FPGA vs ASIC vs CPU — When to Use Which

FPGA

  • Reprogrammable any time
  • Parallel hardware execution
  • Medium NRE cost (tools only)
  • 100× area vs ASIC
  • 10–100× more power
  • 10× lower clock vs ASIC
✓ Prototyping, low volume, DSP

ASIC

  • Fixed function post tape-out
  • Maximum performance (GHz)
  • Very high NRE ($1M–$50M)
  • Smallest die area
  • Lowest power
  • Best for 1M+ units
✓ High-volume, power-critical

CPU / GPU

  • Software-defined, flexible
  • Sequential with SIMD
  • Zero NRE — buy off shelf
  • Lowest latency to market
  • Higher power than ASIC
  • General-purpose
✓ General compute, ML training
FeatureFPGAASICCPU
Programmable after fabYes (always)NoSoftware only
Typical clock speed200–500 MHz1–5 GHz3–5 GHz
Power efficiencyMediumBestMedium
Time to working HWHours to days6–18 monthsDays (buy + code)
Unit cost @ 1M units$20–$200$1–$10$50–$500
ParallelismMassive (HW)Massive (HW)Limited (cores)

Simple Verilog for FPGA

Any synthesizable Verilog maps to FPGA resources. The synthesizer decides how many LUTs, FFs, and BRAMs are needed.

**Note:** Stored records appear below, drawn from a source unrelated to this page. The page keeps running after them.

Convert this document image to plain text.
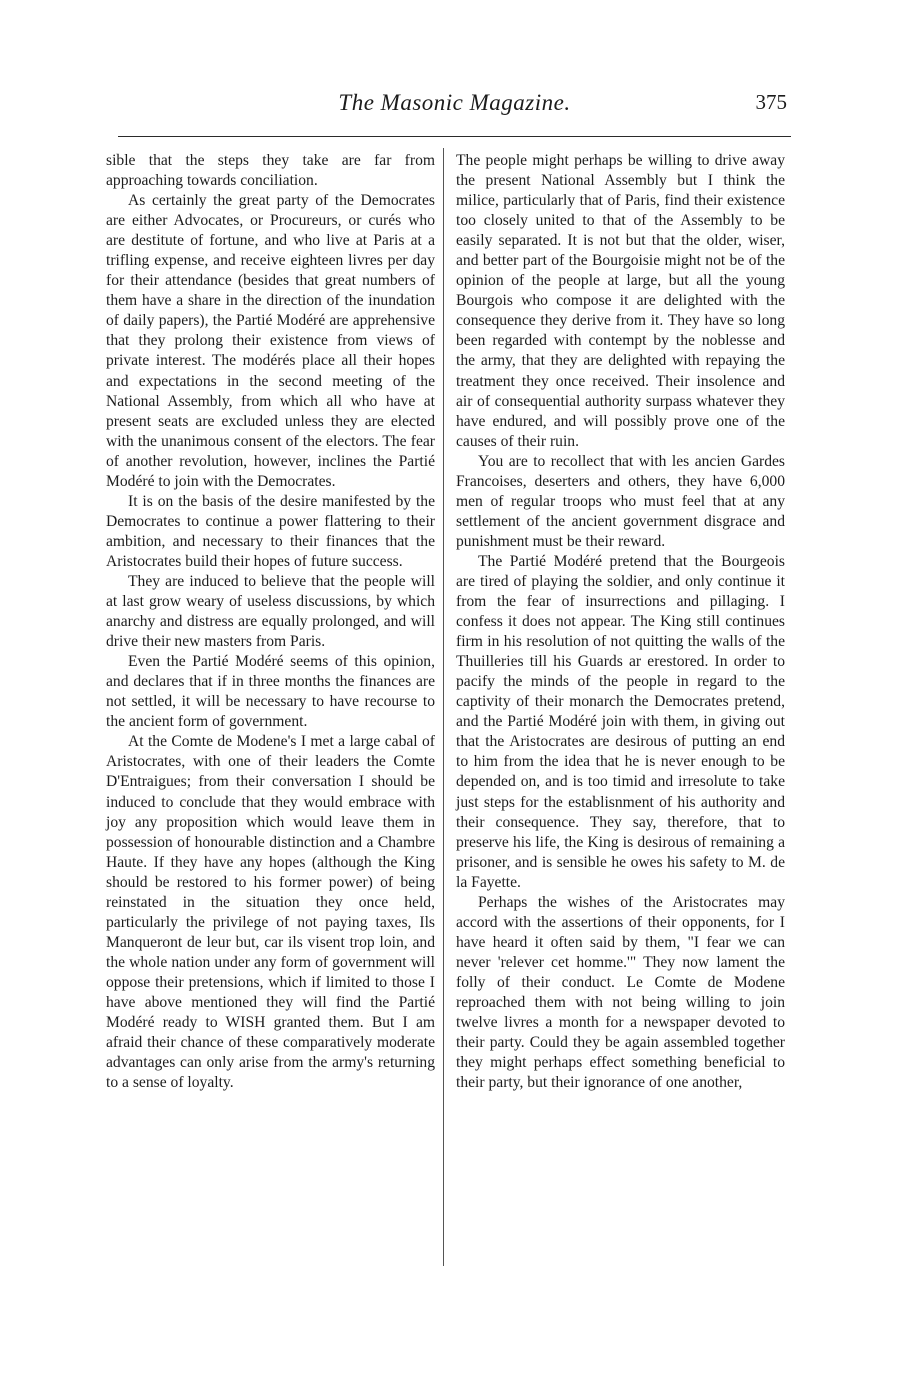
The Masonic Magazine.	375

sible that the steps they take are far from approaching towards conciliation.

As certainly the great party of the Democrates are either Advocates, or Procureurs, or curés who are destitute of fortune, and who live at Paris at a trifling expense, and receive eighteen livres per day for their attendance (besides that great numbers of them have a share in the direction of the inundation of daily papers), the Partié Modéré are apprehensive that they prolong their existence from views of private interest. The modérés place all their hopes and expectations in the second meeting of the National Assembly, from which all who have at present seats are excluded unless they are elected with the unanimous consent of the electors. The fear of another revolution, however, inclines the Partié Modéré to join with the Democrates.

It is on the basis of the desire manifested by the Democrates to continue a power flattering to their ambition, and necessary to their finances that the Aristocrates build their hopes of future success.

They are induced to believe that the people will at last grow weary of useless discussions, by which anarchy and distress are equally prolonged, and will drive their new masters from Paris.

Even the Partié Modéré seems of this opinion, and declares that if in three months the finances are not settled, it will be necessary to have recourse to the ancient form of government.

At the Comte de Modene's I met a large cabal of Aristocrates, with one of their leaders the Comte D'Entraigues; from their conversation I should be induced to conclude that they would embrace with joy any proposition which would leave them in possession of honourable distinction and a Chambre Haute. If they have any hopes (although the King should be restored to his former power) of being reinstated in the situation they once held, particularly the privilege of not paying taxes, Ils Manqueront de leur but, car ils visent trop loin, and the whole nation under any form of government will oppose their pretensions, which if limited to those I have above mentioned they will find the Partié Modéré ready to WISH granted them. But I am afraid their chance of these comparatively moderate advantages can only arise from the army's returning to a sense of loyalty.

The people might perhaps be willing to drive away the present National Assembly but I think the milice, particularly that of Paris, find their existence too closely united to that of the Assembly to be easily separated. It is not but that the older, wiser, and better part of the Bourgoisie might not be of the opinion of the people at large, but all the young Bourgois who compose it are delighted with the consequence they derive from it. They have so long been regarded with contempt by the noblesse and the army, that they are delighted with repaying the treatment they once received. Their insolence and air of consequential authority surpass whatever they have endured, and will possibly prove one of the causes of their ruin.

You are to recollect that with les ancien Gardes Francoises, deserters and others, they have 6,000 men of regular troops who must feel that at any settlement of the ancient government disgrace and punishment must be their reward.

The Partié Modéré pretend that the Bourgeois are tired of playing the soldier, and only continue it from the fear of insurrections and pillaging. I confess it does not appear. The King still continues firm in his resolution of not quitting the walls of the Thuilleries till his Guards ar erestored. In order to pacify the minds of the people in regard to the captivity of their monarch the Democrates pretend, and the Partié Modéré join with them, in giving out that the Aristocrates are desirous of putting an end to him from the idea that he is never enough to be depended on, and is too timid and irresolute to take just steps for the establisnment of his authority and their consequence. They say, therefore, that to preserve his life, the King is desirous of remaining a prisoner, and is sensible he owes his safety to M. de la Fayette.

Perhaps the wishes of the Aristocrates may accord with the assertions of their opponents, for I have heard it often said by them, "I fear we can never 'relever cet homme.'" They now lament the folly of their conduct. Le Comte de Modene reproached them with not being willing to join twelve livres a month for a newspaper devoted to their party. Could they be again assembled together they might perhaps effect something beneficial to their party, but their ignorance of one another,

// 4-bit counter — maps to 4 FFs + carry chain
module counter #(parameter N=4) (
  input  wire       clk, rst_n,
  output reg [N-1:0] count
);
  always @(posedge clk or negedge rst_n)
    if (!rst_n) count <= '0;
    else        count <= count + 1;
endmodule

// 8-bit adder — maps to LUTs + carry chain (no DSP needed)
module adder8 (
  input  wire [7:0] a, b,
  input  wire       cin,
  output wire [7:0] sum,
  output wire       cout
);
  assign {cout, sum} = a + b + cin;
endmodule

// 256-deep FIFO — synthesizer infers BRAM
module fifo256 #(parameter W=8) (
  input  wire        wr_clk, rd_clk, wr_en, rd_en,
  input  wire [W-1:0] din,
  output reg  [W-1:0] dout,
  output wire         full, empty
);
  reg [W-1:0] mem [0:255];
  reg [7:0] wr_ptr=0, rd_ptr=0;
  assign full  = (wr_ptr+1 == rd_ptr);
  assign empty = (wr_ptr == rd_ptr);
  always @(posedge wr_clk) if (wr_en && !full)  mem[wr_ptr++] <= din;
  always @(posedge rd_clk) if (rd_en && !empty) dout <= mem[rd_ptr++];
endmodule

FPGA Use Cases

🔬

ASIC Prototyping

Run real RTL on FPGA before $10M tape-out. Find functional bugs at full speed with real I/O.

📡

Software-Defined Radio

Implement modulation, demodulation, filtering in real-time. Change waveform without new hardware.

High-Frequency Trading

Sub-microsecond order execution. FPGA processes market data and places orders before CPU even wakes up.

🎮

Video Processing

4K encode/decode, frame synchronization, multi-channel processing — pixel pipelines in hardware.

🌐

Network Offload

Line-rate packet parsing, routing table lookup, encryption at 400Gbps — impossible in software.

🤖

ML Inference

Low-latency neural network inference with custom bit-width — between GPU (power) and ASIC (NRE).

Frequently Asked Questions

What does "field-programmable" mean?

"Field" means after leaving the factory — in the field, in your lab, on the production board. The chip arrives blank; you program it yourself by loading a bitstream. This is unlike gate arrays of the 1980s that required a mask revision to change the metal connections.

How many LUTs does a modern FPGA have?

Entry-level: Xilinx Spartan-7 has ~16K LUTs. Mid-range: Xilinx Artix-7 has ~215K LUTs. High-end: Xilinx Virtex UltraScale+ has over 1.7 million LUTs. Each "LUT" in the count is a 6-input LUT that can implement any 6-variable function.

Is Verilog or VHDL better for FPGA?

Both generate identical hardware — the synthesizer doesn't care. Verilog/SystemVerilog is dominant in industry (especially ASIC design, US). VHDL is common in Europe and defense/aerospace. For learning, pick Verilog — more online resources, shorter syntax, and directly transferable to ASIC work.

Can you run Linux on an FPGA?

Yes — you instantiate a soft-core CPU (like RISC-V or MicroBlaze) in the FPGA fabric, then boot Linux on it. Zynq and Zynq UltraScale+ SoC-FPGAs embed a real ARM Cortex-A processor alongside the FPGA fabric, giving you both worlds — a hard CPU running Linux plus custom FPGA hardware accelerators.